The sprouting green shoots in dealmaking may have turned into delayed shoots but the business is positioned to ramp up fast, according to Chief Executive Officer Ted Pick. That was his message Tuesday after reporting earnings where the bank’s Wall Street operations handily beat estimates. Borrowing markets moving away from traditional commercial banking and toward the likes of private-credit firms has also spurred the changes at the bank.
“We can now expect our broader corporate finance activity to quicken, whether that is across the corporate community or sponsors or other institutions,” Pick said on the earnings call. “I think we’re in the early stages of a multi-year investment banking-led cycle.”
A representative for Morgan Stanley confirmed the contents of the memo.

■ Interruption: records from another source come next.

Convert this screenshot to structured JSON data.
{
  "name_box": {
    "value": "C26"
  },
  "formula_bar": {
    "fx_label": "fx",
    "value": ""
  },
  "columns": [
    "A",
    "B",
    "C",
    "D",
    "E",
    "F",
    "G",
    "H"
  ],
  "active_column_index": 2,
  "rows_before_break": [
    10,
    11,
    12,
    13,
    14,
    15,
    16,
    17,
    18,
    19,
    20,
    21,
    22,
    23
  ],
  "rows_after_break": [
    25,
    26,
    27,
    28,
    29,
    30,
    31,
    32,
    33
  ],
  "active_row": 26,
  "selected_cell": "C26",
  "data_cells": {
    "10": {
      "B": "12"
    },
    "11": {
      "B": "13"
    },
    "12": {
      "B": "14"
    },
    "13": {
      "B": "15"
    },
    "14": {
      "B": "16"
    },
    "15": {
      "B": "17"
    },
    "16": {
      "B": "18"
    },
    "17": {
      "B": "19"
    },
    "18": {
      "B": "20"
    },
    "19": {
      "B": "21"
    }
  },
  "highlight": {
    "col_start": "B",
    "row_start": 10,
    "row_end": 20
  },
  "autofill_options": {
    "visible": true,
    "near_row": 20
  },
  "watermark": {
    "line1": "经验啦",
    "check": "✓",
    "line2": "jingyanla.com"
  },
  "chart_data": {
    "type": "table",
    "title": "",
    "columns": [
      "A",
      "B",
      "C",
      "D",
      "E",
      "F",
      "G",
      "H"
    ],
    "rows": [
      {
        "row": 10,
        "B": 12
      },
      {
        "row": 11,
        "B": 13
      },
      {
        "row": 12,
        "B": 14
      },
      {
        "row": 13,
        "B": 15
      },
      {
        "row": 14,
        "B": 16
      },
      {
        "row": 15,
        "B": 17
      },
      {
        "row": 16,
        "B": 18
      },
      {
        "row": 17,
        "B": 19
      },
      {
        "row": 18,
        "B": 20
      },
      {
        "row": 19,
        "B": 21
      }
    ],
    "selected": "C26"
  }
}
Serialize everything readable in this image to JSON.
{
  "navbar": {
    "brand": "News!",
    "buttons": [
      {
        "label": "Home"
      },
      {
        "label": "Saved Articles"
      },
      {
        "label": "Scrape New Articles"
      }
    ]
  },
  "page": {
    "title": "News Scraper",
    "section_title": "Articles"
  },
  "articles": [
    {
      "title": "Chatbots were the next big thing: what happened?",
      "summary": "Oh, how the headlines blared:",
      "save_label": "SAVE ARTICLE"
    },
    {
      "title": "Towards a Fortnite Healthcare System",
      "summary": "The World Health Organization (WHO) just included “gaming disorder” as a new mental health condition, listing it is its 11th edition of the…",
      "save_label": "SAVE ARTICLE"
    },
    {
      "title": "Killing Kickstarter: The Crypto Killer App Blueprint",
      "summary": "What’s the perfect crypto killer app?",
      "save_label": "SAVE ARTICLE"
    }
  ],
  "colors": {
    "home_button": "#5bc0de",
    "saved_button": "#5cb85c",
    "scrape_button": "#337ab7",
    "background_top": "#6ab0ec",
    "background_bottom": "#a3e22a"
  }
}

The rapid growth and transformation of the credit and private-equity markets are critical to Morgan Stanley’s growth path and led to another key change in its executive lineup, Dan Simkowitz, co-president at the New York-based firm, said in the memo. Dan Toscano, the well-known leveraged-finance head at Morgan Stanley, was also moved into a new role as chairman of credit markets and financial sponsors.
Assomull has been with Morgan Stanley for almost 30 years, having joined the firm in 1996 in Hong Kong. He had also previously been one of chief operating officers of the unit that encompasses its trading and banking business.
Damast was most recently global head of fixed income and equity syndicate while Gobel was most recently head of global capital markets in Europe, the Middle East and Africa. They will report to the co-heads of investment banking.